To be wiser, maybe I have to try owning my own shoe shop.

So I can put myself in a lot of kinds of shoes.

Ugly brown boots, pink ballet flats, rubber flip-flops, cheapo fake Crocs ™, red stilettos, plain sneakers, old moccasin, fluffy slipper…

Ultra-expensive shoes of millionaires, or ultra-glamorous shoes of celebrities, are never affordable though. Too rich, and too popular, kind of shoes. Head over heels.

There, I can’t be any wiser.

“The idea of putting yourself in someone else’s shoes — that’s pretty basic. But staying conscious of that stuff helped me.”
- Don Freeman

(image from gettyimages.com)

6 comments » | Deeper Thoughts

Hello world!

January 10th, 2010 — 10:55pm

‘Hello world!’ is the default title of the very first post when we start blogging with Wordpress. Well, quite representative because it’s true: the second you start owning your blog, “BAM!”, you’re instantly world-class publisher. You say hello, and you greet the world, but whether people would read it or not, would say hello back to you or not, it really depends on you.

metrotv

I was interviewed in E-Lifestyle program in Metro TV this afternoon. Me, and Mas Koen. We talked about blogging, macro-blogging (oh yes, ‘macro’ is just for dramatizing the difference between blogging and plurking or twittering or even worse, facebooking :P), whether it’s already been defeated by the charm of 140 characters limited posts or not. Whether it’s still worth it to strike back or not. Well, you can see the full interview in MetroTVNews.com, I won’t retell about it in here.

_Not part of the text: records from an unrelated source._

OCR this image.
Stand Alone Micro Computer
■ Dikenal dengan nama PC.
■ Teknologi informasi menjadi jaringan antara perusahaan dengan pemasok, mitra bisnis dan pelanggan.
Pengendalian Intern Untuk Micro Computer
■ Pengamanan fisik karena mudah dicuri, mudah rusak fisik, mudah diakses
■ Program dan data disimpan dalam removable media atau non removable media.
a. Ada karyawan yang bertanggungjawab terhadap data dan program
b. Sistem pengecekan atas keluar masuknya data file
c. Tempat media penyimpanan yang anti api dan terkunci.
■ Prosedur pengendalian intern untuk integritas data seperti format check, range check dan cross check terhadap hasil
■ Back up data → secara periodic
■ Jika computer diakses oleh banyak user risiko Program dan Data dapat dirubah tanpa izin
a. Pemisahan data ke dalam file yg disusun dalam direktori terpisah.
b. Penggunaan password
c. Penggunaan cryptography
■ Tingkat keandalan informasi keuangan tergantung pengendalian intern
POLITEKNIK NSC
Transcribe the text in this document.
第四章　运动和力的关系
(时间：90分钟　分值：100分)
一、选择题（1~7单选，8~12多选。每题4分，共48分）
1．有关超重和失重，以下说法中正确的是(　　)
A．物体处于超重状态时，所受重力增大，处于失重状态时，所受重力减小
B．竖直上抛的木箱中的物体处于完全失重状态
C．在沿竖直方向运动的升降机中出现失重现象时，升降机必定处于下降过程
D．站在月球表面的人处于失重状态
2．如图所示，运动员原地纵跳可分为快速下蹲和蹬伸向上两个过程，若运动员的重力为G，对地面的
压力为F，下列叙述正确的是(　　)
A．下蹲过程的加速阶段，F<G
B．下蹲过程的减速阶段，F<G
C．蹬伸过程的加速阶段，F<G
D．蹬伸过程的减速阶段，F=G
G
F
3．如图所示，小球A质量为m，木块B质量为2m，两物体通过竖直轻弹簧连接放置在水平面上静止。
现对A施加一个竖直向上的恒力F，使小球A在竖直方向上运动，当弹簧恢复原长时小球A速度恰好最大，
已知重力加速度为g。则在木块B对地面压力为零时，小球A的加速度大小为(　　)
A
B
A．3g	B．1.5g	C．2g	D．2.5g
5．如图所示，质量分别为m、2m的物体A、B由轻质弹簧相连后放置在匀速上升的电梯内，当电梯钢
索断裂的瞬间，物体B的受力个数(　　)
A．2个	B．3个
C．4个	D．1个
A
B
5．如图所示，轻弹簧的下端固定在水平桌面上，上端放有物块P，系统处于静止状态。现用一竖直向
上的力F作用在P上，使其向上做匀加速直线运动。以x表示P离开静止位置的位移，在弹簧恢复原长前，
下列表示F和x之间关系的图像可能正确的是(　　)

Being on TV was somewhat exciting :D But not that much. Well, as I’ve always said, I’m more like behind-the-lens type. The second reason is: I don’t watch TV. I sometimes do, but I’m pretty cynical about everything on TV, well, in general, everything popular.

However, this afternoon, I, errr, felt like biting my tongue. I used television popularity to say something I always want to say about blogging.

About how I love blogging, and how it has nothing to do with money. My blog doesn’t pay me, instead, I pay for it. My blog has been teaching me a lot of lessons, and I’ve grown up with it. It gives me more than one dollar or two per click:

It gives me opportunities, and it gives me friends. A lot of them.

Hello world! This is me on my blog,
I love you, and now, let’s start to forget about being on TV :)


“Television is not real life. In real life people actually have to leave the coffee shop and go to jobs.”